Famous Sightseeing Spots Near the Ho Chi Minh City Opera House
After visiting the Ho Chi Minh City Opera House, if you’re looking for more famous sightseeing spots nearby, here are some suggestions provided by DanangPrivateCar.com’s:
Nguyen Hue Walking Street
Located just a 5-minute walk from the Opera House, Nguyen Hue Walking Street is an ideal place for photos, especially for young people and tourists. With its spacious layout and beautiful arrangements, including a statue of Ho Chi Minh, water fountains, flagpole, and unique landscapes, this pedestrian street provides a backdrop for impressive and captivating photos. Most people visit in the late afternoon or evening to take pictures and enjoy the open atmosphere.
Notre-Dame Cathedral of Saigon
Notre-Dame Cathedral of Saigon A short stroll from the opera house, this iconic cathedral with its unique red brick facade stands out against the modern cityscape. It’s a tranquil place to visit, offering a contrast to the bustling streets of Saigon.
Saigon Central Post Office
Right next to the cathedral is the Saigon Central Post Office in Ho Chi Minh City, designed by the famous Gustave Eiffel, the same architect behind the Eiffel Tower in Paris. This historical post office is a testament to French colonial architecture and is not only functional but also visually stunning.
Ben Thanh Market
Located in the list of famous must-visit destinations when traveling to Ho Chi Minh City, Ben Thanh Market is an essential piece in the lively and vibrant picture of the city named after Uncle Ho.
With its outstanding European architecture in the city center and numerous photo spots, this market attracts a large number of tourists every day who come to check in and shop.

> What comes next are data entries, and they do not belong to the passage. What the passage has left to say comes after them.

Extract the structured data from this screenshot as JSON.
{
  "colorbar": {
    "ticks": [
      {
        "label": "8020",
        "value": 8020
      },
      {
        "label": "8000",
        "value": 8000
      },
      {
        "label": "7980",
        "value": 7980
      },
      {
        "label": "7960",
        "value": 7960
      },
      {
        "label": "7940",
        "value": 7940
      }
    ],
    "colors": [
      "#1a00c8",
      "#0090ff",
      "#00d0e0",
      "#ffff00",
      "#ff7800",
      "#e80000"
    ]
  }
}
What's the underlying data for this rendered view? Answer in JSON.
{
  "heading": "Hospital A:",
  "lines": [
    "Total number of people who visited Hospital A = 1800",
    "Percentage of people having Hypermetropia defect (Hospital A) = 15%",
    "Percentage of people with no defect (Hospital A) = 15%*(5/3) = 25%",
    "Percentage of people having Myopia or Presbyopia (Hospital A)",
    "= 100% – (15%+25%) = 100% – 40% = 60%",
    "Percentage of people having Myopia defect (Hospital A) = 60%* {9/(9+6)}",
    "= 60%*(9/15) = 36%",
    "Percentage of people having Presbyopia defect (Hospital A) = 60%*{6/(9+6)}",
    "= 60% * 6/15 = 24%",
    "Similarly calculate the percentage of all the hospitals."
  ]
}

Things to Note When Visiting the City Opera House
- Purchase your tickets in advance and arrive at least 15-30 minutes before the performance to secure your seats. You can arrive even earlier if you want to take check-in photos or explore the opera house.
- Bring a good camera or a “photographer” to take pictures with the artists after the show.
- Avoid bringing food or scented beverages as they can affect the atmosphere and the experience of those around you.
- Dress elegantly and neatly, and avoid wearing provocative clothing.
Whether you are a fan of the arts or not, the Ho Chi Minh City Opera House is a remarkable destination you shouldn’t miss during your visit to Ho Chi Minh City. These are the pieces of information that DanangPrivateCar.com has shared with you, wishing you and your loved ones a delightful experience at the Ho Chi Minh City Opera House.